Johnson and his staff are facing allegations that they attended a series of parties in Downing Street during COVID-19 restrictions which banned social gatherings. Senior civil servant Sue Gray is overseeing an independent inquiry into the allegations. The Met, however, said Jan. 13 that it would not look into the events until Gray’s report was published, and claimed it did not normally investigate breaches of pandemic regulations “long after they are said to have taken place”.
However, the Met backtracked just days before the publication of Gray’s report was due Jan. 31 and announced its own investigation. It asked the senior civil servant to make only “minimal reference” to the parties in her report which were now under investigation, in order to “avoid any prejudice to [the police] investigation.” Gray was forced to publish a heavily redacted version of her report which, although damning, could not go into detail.
The Met Police have previously been accused of interfering with sensitive investigations. The force was described as “institutionally corrupt” by an independent inquiry set up to review the murder of the private detective Daniel Morgan in 1987. Dick was singled out in the report for obstructing the panel’s investigation.

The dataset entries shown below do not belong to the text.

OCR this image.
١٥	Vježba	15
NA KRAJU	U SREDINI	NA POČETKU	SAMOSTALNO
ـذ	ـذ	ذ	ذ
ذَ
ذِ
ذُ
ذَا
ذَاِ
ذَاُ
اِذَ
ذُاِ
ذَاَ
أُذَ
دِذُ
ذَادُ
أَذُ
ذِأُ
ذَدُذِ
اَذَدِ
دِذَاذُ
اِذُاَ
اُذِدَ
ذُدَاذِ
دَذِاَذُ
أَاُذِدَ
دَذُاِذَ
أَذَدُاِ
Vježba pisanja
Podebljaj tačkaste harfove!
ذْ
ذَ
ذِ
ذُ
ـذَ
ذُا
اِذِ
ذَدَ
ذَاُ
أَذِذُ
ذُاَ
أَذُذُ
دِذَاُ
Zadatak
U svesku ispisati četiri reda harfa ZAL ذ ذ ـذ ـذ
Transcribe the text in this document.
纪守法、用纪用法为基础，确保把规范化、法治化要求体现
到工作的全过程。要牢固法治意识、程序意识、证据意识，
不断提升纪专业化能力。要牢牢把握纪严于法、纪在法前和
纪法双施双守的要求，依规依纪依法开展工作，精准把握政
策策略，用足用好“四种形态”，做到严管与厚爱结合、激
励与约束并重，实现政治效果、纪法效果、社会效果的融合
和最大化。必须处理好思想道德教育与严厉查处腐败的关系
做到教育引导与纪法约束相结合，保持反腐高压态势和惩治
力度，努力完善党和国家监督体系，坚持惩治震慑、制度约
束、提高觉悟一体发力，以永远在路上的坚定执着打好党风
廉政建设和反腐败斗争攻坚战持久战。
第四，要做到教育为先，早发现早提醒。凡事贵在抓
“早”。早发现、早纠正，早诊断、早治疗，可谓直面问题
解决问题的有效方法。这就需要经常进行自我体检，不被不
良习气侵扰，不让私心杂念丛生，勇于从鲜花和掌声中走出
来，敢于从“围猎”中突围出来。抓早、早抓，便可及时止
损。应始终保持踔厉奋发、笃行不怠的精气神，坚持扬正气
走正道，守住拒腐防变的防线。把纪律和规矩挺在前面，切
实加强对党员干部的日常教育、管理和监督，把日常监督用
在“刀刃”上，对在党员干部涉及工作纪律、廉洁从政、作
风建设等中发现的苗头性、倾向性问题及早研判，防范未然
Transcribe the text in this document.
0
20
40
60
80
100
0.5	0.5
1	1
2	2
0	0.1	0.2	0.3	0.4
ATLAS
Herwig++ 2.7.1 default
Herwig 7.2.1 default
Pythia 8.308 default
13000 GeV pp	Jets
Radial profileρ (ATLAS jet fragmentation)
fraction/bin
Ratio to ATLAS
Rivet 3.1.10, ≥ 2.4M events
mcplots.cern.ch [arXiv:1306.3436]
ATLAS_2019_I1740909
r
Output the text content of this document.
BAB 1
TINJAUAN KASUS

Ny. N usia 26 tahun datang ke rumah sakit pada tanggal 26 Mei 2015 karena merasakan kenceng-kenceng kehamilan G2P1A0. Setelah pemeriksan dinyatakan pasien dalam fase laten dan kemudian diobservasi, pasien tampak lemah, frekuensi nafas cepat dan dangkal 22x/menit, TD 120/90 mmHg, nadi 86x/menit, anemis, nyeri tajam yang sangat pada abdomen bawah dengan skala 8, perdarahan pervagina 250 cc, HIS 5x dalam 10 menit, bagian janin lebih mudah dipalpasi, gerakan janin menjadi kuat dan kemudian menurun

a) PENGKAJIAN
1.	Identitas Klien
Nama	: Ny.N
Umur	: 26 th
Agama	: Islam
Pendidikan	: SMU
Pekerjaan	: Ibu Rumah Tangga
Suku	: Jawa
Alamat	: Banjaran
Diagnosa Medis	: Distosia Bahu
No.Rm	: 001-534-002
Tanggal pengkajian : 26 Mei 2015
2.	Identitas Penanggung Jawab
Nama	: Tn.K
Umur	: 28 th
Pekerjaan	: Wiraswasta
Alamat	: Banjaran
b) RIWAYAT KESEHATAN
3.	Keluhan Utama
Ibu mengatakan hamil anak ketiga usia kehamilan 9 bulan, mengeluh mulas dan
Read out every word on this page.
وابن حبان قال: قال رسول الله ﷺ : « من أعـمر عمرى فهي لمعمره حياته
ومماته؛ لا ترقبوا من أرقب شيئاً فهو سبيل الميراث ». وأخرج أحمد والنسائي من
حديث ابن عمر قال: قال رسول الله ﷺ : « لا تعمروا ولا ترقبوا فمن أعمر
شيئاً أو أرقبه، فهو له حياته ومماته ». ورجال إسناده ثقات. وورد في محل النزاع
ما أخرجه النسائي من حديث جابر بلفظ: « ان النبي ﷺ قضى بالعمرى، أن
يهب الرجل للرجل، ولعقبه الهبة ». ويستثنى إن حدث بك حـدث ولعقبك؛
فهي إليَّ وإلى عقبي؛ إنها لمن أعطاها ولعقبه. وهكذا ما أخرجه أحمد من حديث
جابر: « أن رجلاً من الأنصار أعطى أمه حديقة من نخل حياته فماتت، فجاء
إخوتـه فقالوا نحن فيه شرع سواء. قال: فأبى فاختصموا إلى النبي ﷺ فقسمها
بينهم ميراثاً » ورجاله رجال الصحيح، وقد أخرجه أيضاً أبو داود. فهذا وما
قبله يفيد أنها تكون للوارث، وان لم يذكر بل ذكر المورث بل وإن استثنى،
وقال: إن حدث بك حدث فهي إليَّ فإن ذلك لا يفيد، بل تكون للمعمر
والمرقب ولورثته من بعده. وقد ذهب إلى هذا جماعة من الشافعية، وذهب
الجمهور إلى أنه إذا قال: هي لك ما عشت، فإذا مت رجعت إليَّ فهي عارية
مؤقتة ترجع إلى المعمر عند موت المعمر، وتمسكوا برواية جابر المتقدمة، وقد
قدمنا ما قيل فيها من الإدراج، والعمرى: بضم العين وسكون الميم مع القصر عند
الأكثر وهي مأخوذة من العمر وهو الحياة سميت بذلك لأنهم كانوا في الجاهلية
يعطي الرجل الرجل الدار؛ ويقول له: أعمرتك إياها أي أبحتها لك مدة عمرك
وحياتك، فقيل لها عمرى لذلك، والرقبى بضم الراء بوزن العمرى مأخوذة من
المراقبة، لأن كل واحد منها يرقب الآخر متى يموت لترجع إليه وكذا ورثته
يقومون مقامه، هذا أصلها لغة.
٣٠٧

What does Dick’s resignation mean for Boris Johnson?
The Met commissioner’s resignation comes at a politically sensitive time for the Prime Minister. Only a day before Dick’s resignation, the Met announced it had sent legal questionnaires to more than 50 people in Downing Street and Whitehall in connection with the alleged gatherings. It is expected that Johnson will be included.
The Prime Minister is facing mounting pressure even from his own party to step aside, an unsavory outcome of the police investigation or any evidence of a “cover-up”, could be the catalyst.
Dick was seen by some as an ally to Johnson. Patel said following Dick’s resignation that “strong and decisive leadership” would be required to rebuild public confidence in the force’s “integrity and professionalism,” The Independent reported. As a member of the Labour Party, London mayor Khan did not have the same allegiances to the Met commissioner as the Conservative lawmakers in Downing Street, who have been in power throughout Dick’s tenure.
Opposition lawmakers have pointed to an overly close relationship between the police and politicians. “Boris Johnson must have no role in choosing Cressida Dick’s successor to lead the Met,” said Ed Davey, leader of the Liberal Democrat party, in a tweet. “A man under criminal investigation by the Met should not be able to choose who’s in charge of it.”
Given the extent of public distrust in both the government and the Met Police, the force will struggle to delay Gray’s full report any further. Met sources told the Guardian that Dick’s departure will not change the progress of the criminal investigation into the alleged parties. She will stay in the position for a short period until a replacement is found.